When you push an object with straight arms, accelerating towards it, see the image below, then the math is very simple and clear, given by either Composition of Forces (Vectors) or the Second Law.
Here is the simple math using Composition of Forces. When object A pushes object B, both objects are accelerated by the same force F which is divided into the two forces that accelerate each object
$$F=F_{A}+F_{B}.$$
Action is the force FB that accelerates object B, Reaction is the force that
decelerates object A. We can calculate the force that accelerates (only) object A
$$F_{A}=F-F_{B}$$
So from this equation we can see that
object A will always be decelerated by a force ##-F_{B}## which we defined as Reaction. Thus Action=-Reaction, or from the above image ##F_{B}=-(-F_{B})##.
When you push with your arms bent, in this case you and whatever you are pushing will be accelerated by elastic forces, in which case Hooke's Law, ##F=-kx##, applies, which says that the elastic force is given by the distance x by which the spring restores its length. Below is the case when the two bodies at the ends of the spring have equal mass.

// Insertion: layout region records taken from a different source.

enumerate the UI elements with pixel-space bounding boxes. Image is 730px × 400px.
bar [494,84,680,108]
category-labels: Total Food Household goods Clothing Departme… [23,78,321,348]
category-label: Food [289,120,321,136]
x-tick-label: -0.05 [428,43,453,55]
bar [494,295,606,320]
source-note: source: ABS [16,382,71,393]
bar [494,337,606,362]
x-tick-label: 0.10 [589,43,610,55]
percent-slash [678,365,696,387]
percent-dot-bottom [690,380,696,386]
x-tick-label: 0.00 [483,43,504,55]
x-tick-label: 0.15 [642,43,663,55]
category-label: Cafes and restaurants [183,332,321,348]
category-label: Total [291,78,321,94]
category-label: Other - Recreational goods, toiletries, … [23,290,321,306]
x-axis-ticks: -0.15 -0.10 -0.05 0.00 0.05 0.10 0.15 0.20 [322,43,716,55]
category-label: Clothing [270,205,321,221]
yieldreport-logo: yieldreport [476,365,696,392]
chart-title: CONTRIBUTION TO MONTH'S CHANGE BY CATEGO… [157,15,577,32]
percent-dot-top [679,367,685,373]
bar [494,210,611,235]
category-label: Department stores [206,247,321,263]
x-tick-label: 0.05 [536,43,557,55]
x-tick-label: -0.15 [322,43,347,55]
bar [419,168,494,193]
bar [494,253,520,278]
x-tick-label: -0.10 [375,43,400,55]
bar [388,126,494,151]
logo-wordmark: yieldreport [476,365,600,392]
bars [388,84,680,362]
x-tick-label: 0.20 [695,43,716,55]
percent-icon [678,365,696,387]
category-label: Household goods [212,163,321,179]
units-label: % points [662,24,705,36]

By the way this distance x is a vector, it has magnitude and most importantly
direction, so that the Hooke's Law is correctly written as
$$\vec{F}=-k\vec{x}$$
So, after measuring the distances/vectors ##x_{1}## and ##x_{2}## by which you restore the arm length in both directions, you can calculate the opposite elastic forces.
Also, knowing the distances traveled by the two bodies, you can use the kinematic eq
$$d=\dfrac{at^2}{2}$$
to calculate both accelerations, and then both opposite forces given by the Second Law ##F=ma##.
Both mathematical calculations are interesting, but are actually forbidden by forum rules, because there are no such mathematical calculations in any textbooks anywhere in the world, so I can't help you with that.
PS
I have no idea how to insert LaTeX here (solved by admin, thanks!).